よって、俺が手を出す必要はないように思われたが――ずっと無言で話をうかがっていたガズラン=ルティムが、俺にふわりと笑いかけてきた。
「この後もアルヴァッハたちにはシムの情勢などをうかがいたく思いますが、アスタまで無理に同席する必要はないでしょう。重要な話は晩餐の場でお伝えしますので、かまど仕事を手伝ってきてはいかがでしょうか?」
「わかりました。それじゃあ、お願いします」
今の俺にできることは、美味しい晩餐の準備に尽力することぐらいであるのだろう。そのように判じた俺は、素直に腰を上げることにした。
すると、アイ=ファも当然のように後をついてくる。小雨のぱらつく外界に出た俺は、雨具のフードをかぶりながらアイ=ファに笑いかけてみせた。

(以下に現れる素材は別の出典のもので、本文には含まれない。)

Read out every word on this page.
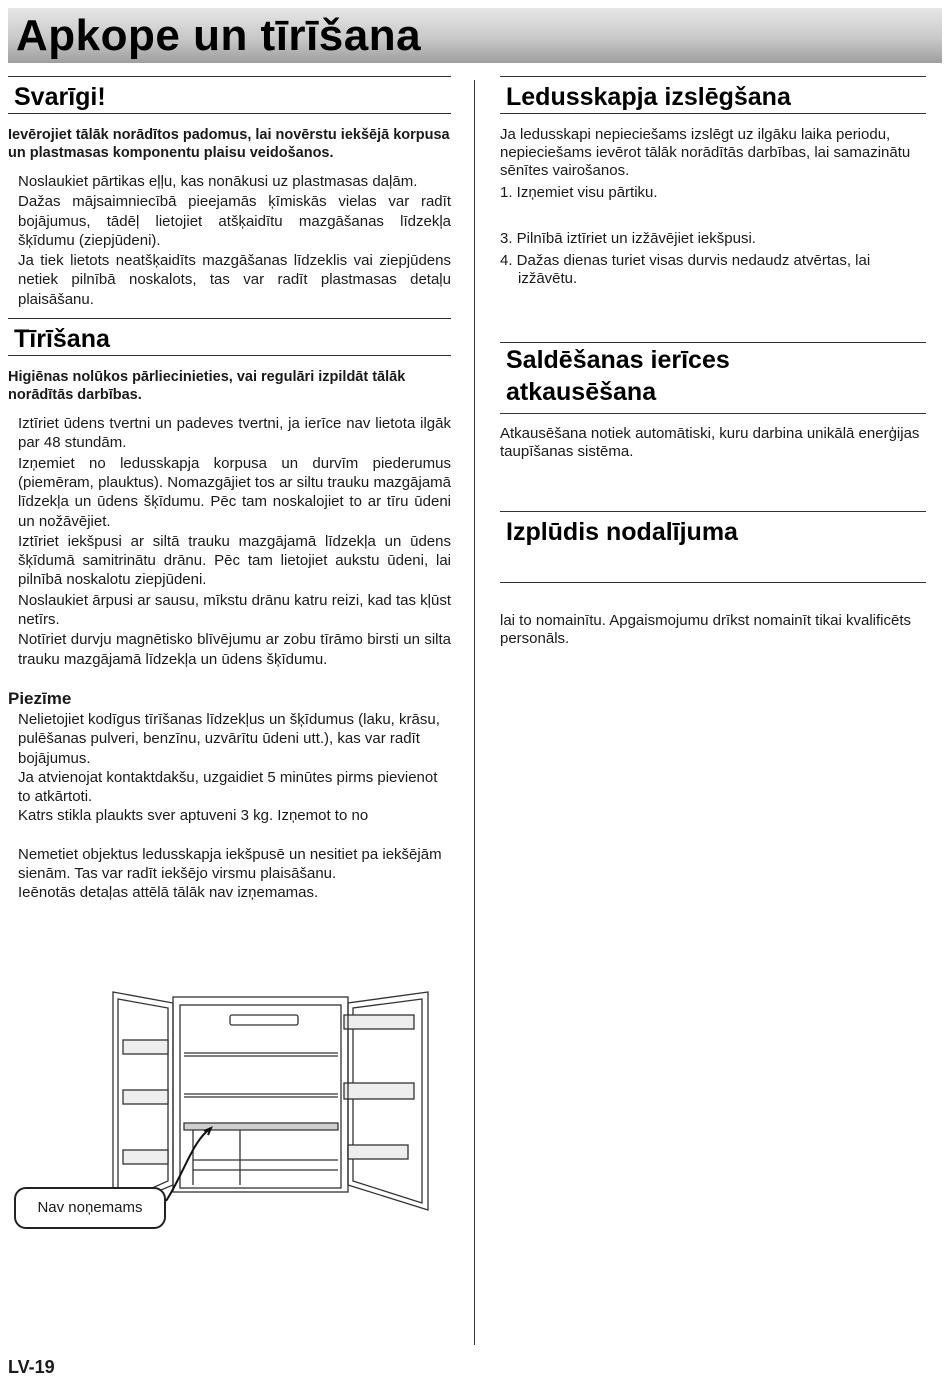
Apkope un tīrīšana
Svarīgi!
Ievērojiet tālāk norādītos padomus, lai novērstu iekšējā korpusa un plastmasas komponentu plaisu veidošanos.

Noslaukiet pārtikas eļļu, kas nonākusi uz plastmasas daļām.

Dažas mājsaimniecībā pieejamās ķīmiskās vielas var radīt bojājumus, tādēļ lietojiet atšķaidītu mazgāšanas līdzekļa šķīdumu (ziepjūdeni).

Ja tiek lietots neatšķaidīts mazgāšanas līdzeklis vai ziepjūdens netiek pilnībā noskalots, tas var radīt plastmasas detaļu plaisāšanu.

Tīrīšana
Higiēnas nolūkos pārliecinieties, vai regulāri izpildāt tālāk norādītās darbības.

Iztīriet ūdens tvertni un padeves tvertni, ja ierīce nav lietota ilgāk par 48 stundām.

Izņemiet no ledusskapja korpusa un durvīm piederumus (piemēram, plauktus). Nomazgājiet tos ar siltu trauku mazgājamā līdzekļa un ūdens šķīdumu. Pēc tam noskalojiet to ar tīru ūdeni un nožāvējiet.

Iztīriet iekšpusi ar siltā trauku mazgājamā līdzekļa un ūdens šķīdumā samitrinātu drānu. Pēc tam lietojiet aukstu ūdeni, lai pilnībā noskalotu ziepjūdeni.

Noslaukiet ārpusi ar sausu, mīkstu drānu katru reizi, kad tas kļūst netīrs.

Notīriet durvju magnētisko blīvējumu ar zobu tīrāmo birsti un silta trauku mazgājamā līdzekļa un ūdens šķīdumu.

Piezīme

Nelietojiet kodīgus tīrīšanas līdzekļus un šķīdumus (laku, krāsu, pulēšanas pulveri, benzīnu, uzvārītu ūdeni utt.), kas var radīt bojājumus.

Ja atvienojat kontaktdakšu, uzgaidiet 5 minūtes pirms pievienot to atkārtoti.

Katrs stikla plaukts sver aptuveni 3 kg. Izņemot to no

Nemetiet objektus ledusskapja iekšpusē un nesitiet pa iekšējām sienām. Tas var radīt iekšējo virsmu plaisāšanu.

Ieēnotās detaļas attēlā tālāk nav izņemamas.

Nav noņemams
Ledusskapja izslēgšana

Ja ledusskapi nepieciešams izslēgt uz ilgāku laika periodu, nepieciešams ievērot tālāk norādītās darbības, lai samazinātu sēnītes vairošanos.

1. Izņemiet visu pārtiku.
3. Pilnībā iztīriet un izžāvējiet iekšpusi.
4. Dažas dienas turiet visas durvis nedaudz atvērtas, lai izžāvētu.
Saldēšanas ierīces
atkausēšana

Atkausēšana notiek automātiski, kuru darbina unikālā enerģijas taupīšanas sistēma.

Izplūdis nodalījuma

lai to nomainītu. Apgaismojumu drīkst nomainīt tikai kvalificēts personāls.

LV-19
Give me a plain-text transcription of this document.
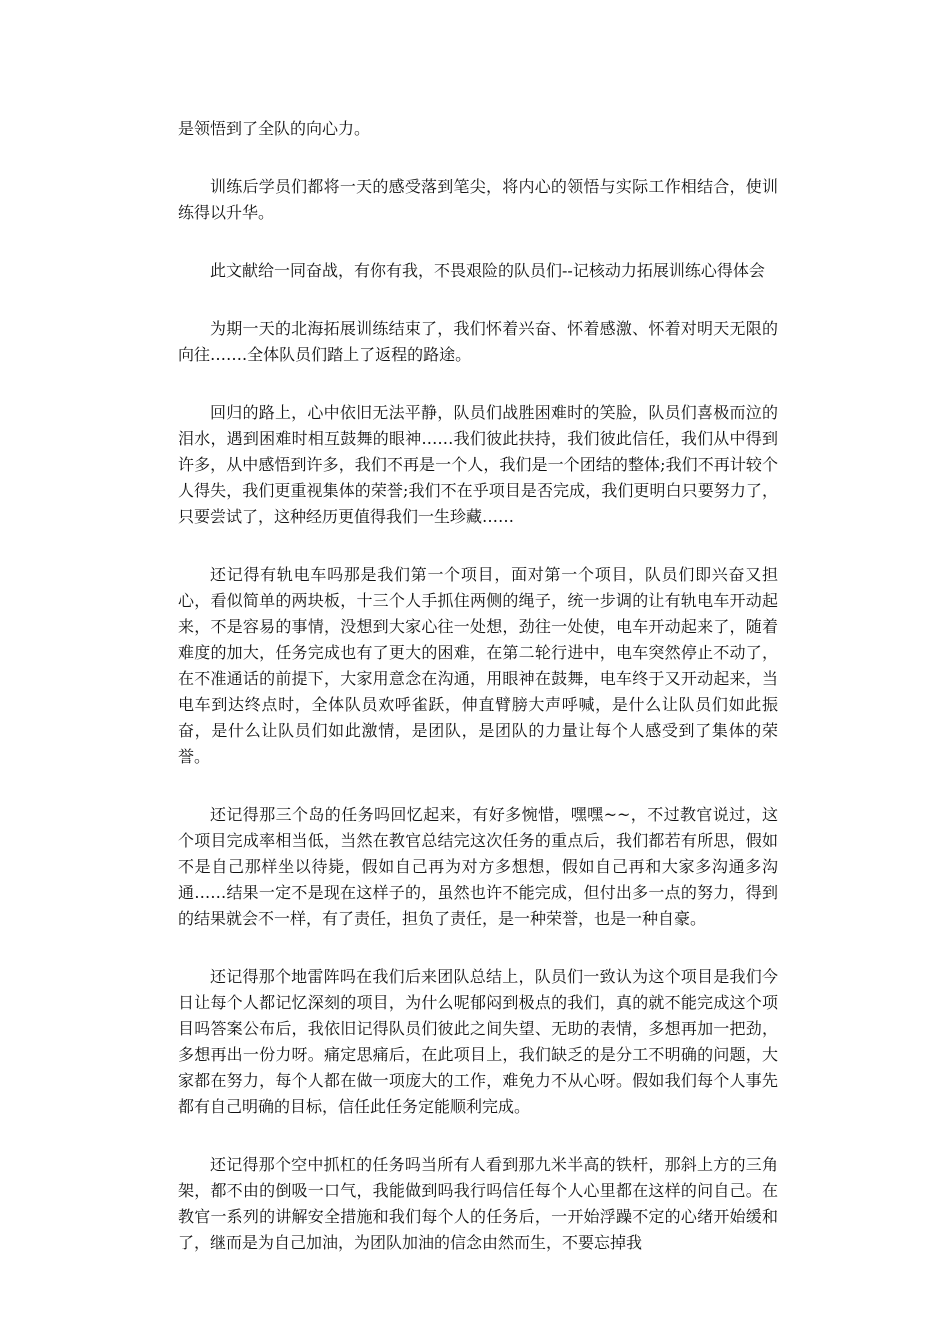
是领悟到了全队的向心力。

训练后学员们都将一天的感受落到笔尖，将内心的领悟与实际工作相结合，使训练得以升华。

此文献给一同奋战，有你有我，不畏艰险的队员们--记核动力拓展训练心得体会

为期一天的北海拓展训练结束了，我们怀着兴奋、怀着感激、怀着对明天无限的向往…….全体队员们踏上了返程的路途。

回归的路上，心中依旧无法平静，队员们战胜困难时的笑脸，队员们喜极而泣的泪水，遇到困难时相互鼓舞的眼神……我们彼此扶持，我们彼此信任，我们从中得到许多，从中感悟到许多，我们不再是一个人，我们是一个团结的整体;我们不再计较个人得失，我们更重视集体的荣誉;我们不在乎项目是否完成，我们更明白只要努力了，只要尝试了，这种经历更值得我们一生珍藏……

还记得有轨电车吗那是我们第一个项目，面对第一个项目，队员们即兴奋又担心，看似简单的两块板，十三个人手抓住两侧的绳子，统一步调的让有轨电车开动起来，不是容易的事情，没想到大家心往一处想，劲往一处使，电车开动起来了，随着难度的加大，任务完成也有了更大的困难，在第二轮行进中，电车突然停止不动了，在不准通话的前提下，大家用意念在沟通，用眼神在鼓舞，电车终于又开动起来，当电车到达终点时，全体队员欢呼雀跃，伸直臂膀大声呼喊，是什么让队员们如此振奋，是什么让队员们如此激情，是团队，是团队的力量让每个人感受到了集体的荣誉。

还记得那三个岛的任务吗回忆起来，有好多惋惜，嘿嘿~~，不过教官说过，这个项目完成率相当低，当然在教官总结完这次任务的重点后，我们都若有所思，假如不是自己那样坐以待毙，假如自己再为对方多想想，假如自己再和大家多沟通多沟通……结果一定不是现在这样子的，虽然也许不能完成，但付出多一点的努力，得到的结果就会不一样，有了责任，担负了责任，是一种荣誉，也是一种自豪。

还记得那个地雷阵吗在我们后来团队总结上，队员们一致认为这个项目是我们今日让每个人都记忆深刻的项目，为什么呢郁闷到极点的我们，真的就不能完成这个项目吗答案公布后，我依旧记得队员们彼此之间失望、无助的表情，多想再加一把劲，多想再出一份力呀。痛定思痛后，在此项目上，我们缺乏的是分工不明确的问题，大家都在努力，每个人都在做一项庞大的工作，难免力不从心呀。假如我们每个人事先都有自己明确的目标，信任此任务定能顺利完成。

还记得那个空中抓杠的任务吗当所有人看到那九米半高的铁杆，那斜上方的三角架，都不由的倒吸一口气，我能做到吗我行吗信任每个人心里都在这样的问自己。在教官一系列的讲解安全措施和我们每个人的任务后，一开始浮躁不定的心绪开始缓和了，继而是为自己加油，为团队加油的信念由然而生，不要忘掉我
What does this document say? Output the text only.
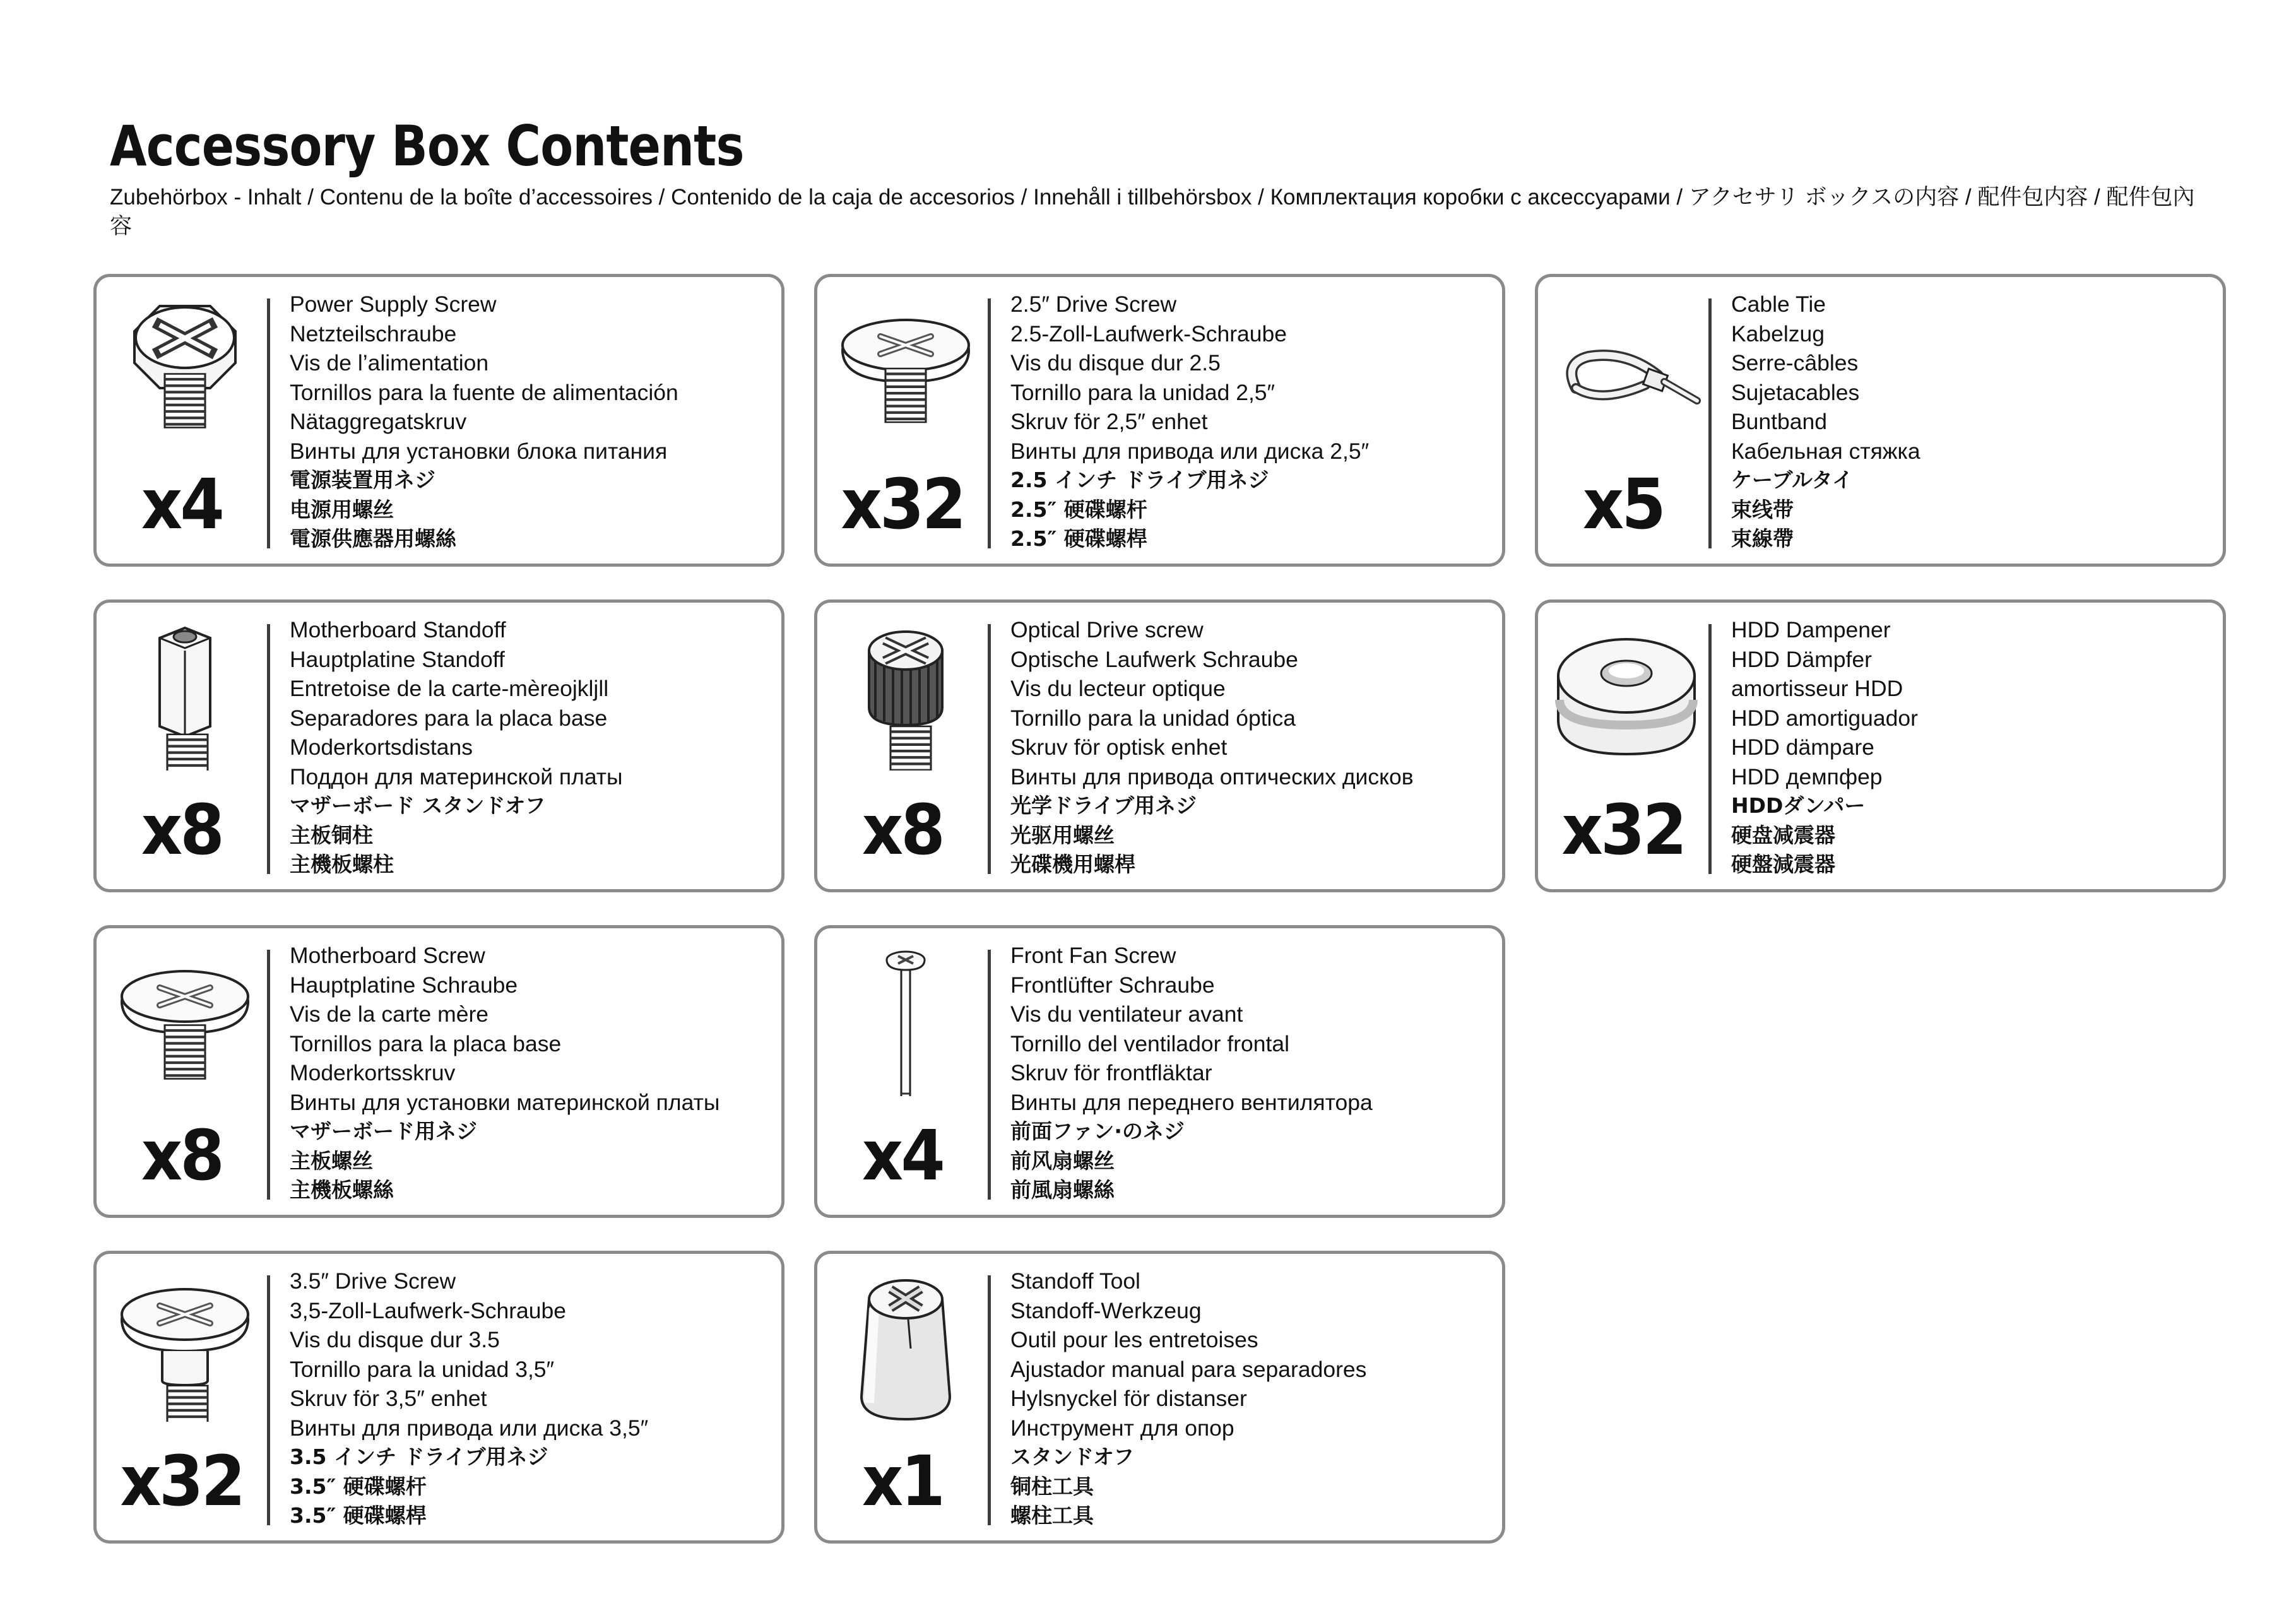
Accessory Box Contents

Zubehörbox - Inhalt / Contenu de la boîte d’accessoires / Contenido de la caja de accesorios / Innehåll i tillbehörsbox / Комплектация коробки с аксессуарами / アクセサリ ボックスの内容 / 配件包内容 / 配件包內容

x4
Power Supply Screw
Netzteilschraube
Vis de l’alimentation
Tornillos para la fuente de alimentación
Nätaggregatskruv
Винты для установки блока питания
電源装置用ネジ
电源用螺丝
電源供應器用螺絲	x32
2.5″ Drive Screw
2.5-Zoll-Laufwerk-Schraube
Vis du disque dur 2.5
Tornillo para la unidad 2,5″
Skruv för 2,5″ enhet
Винты для привода или диска 2,5″
2.5 インチ ドライブ用ネジ
2.5″ 硬碟螺杆
2.5″ 硬碟螺桿	x5
Cable Tie
Kabelzug
Serre-câbles
Sujetacables
Buntband
Кабельная стяжка
ケーブルタイ
束线带
束線帶
x8
Motherboard Standoff
Hauptplatine Standoff
Entretoise de la carte-mèreojkljll
Separadores para la placa base
Moderkortsdistans
Поддон для материнской платы
マザーボード スタンドオフ
主板铜柱
主機板螺柱	x8
Optical Drive screw
Optische Laufwerk Schraube
Vis du lecteur optique
Tornillo para la unidad óptica
Skruv för optisk enhet
Винты для привода оптических дисков
光学ドライブ用ネジ
光驱用螺丝
光碟機用螺桿	x32
HDD Dampener
HDD Dämpfer
amortisseur HDD
HDD amortiguador
HDD dämpare
HDD демпфер
HDDダンパー
硬盘减震器
硬盤減震器
x8
Motherboard Screw
Hauptplatine Schraube
Vis de la carte mère
Tornillos para la placa base
Moderkortsskruv
Винты для установки материнской платы
マザーボード用ネジ
主板螺丝
主機板螺絲	x4
Front Fan Screw
Frontlüfter Schraube
Vis du ventilateur avant
Tornillo del ventilador frontal
Skruv för frontfläktar
Винты для переднего вентилятора
前面ファン·のネジ
前风扇螺丝
前風扇螺絲
x32
3.5″ Drive Screw
3,5-Zoll-Laufwerk-Schraube
Vis du disque dur 3.5
Tornillo para la unidad 3,5″
Skruv för 3,5″ enhet
Винты для привода или диска 3,5″
3.5 インチ ドライブ用ネジ
3.5″ 硬碟螺杆
3.5″ 硬碟螺桿	x1
Standoff Tool
Standoff-Werkzeug
Outil pour les entretoises
Ajustador manual para separadores
Hylsnyckel för distanser
Инструмент для опор
スタンドオフ
铜柱工具
螺柱工具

「こんなにたくさんの人たちが世話を焼いてくれて、ありがたい限りだよな。俺たちは、どうやって報いたらいいんだろう?」
「それは今後も、森辺とジェノスのために尽力する他あるまい。そして、誰かの危急の際には、同じように力を尽くすのだ」
「うん、そうだな。でも、いつも世話をかけるのは俺ばっかりだから、心苦しくてならないよ」
「何を言っている。お前とて数々の苦難を乗り越えた身であるし、外来の客人をもてなすためにさんざん力を尽くしてきたではないか」
と、アイ=ファは鋭く研ぎ澄まされた眼光に、優しい色を閃かせた。
「そうしてお前が名をあげたからこそ、またこういった苦難が降りかかってくるのだ。それでもお前は正しき道を歩いているのだから、何も悔いる必要はない。このような苦難はこれまで通り乗り越えて、また友や同胞や故郷のために力を尽くすのだ」
「うん、わかったよ」と、俺は日中よりもさらに暗くなった天空を振り仰いだ。
暗鬱な灰色に閉ざされた、雨季ならではの暗い夕空だ。しかし、雨季にもいつかは終わりが訪れるし――それは、このたびの苦難も同じことであるはずであった。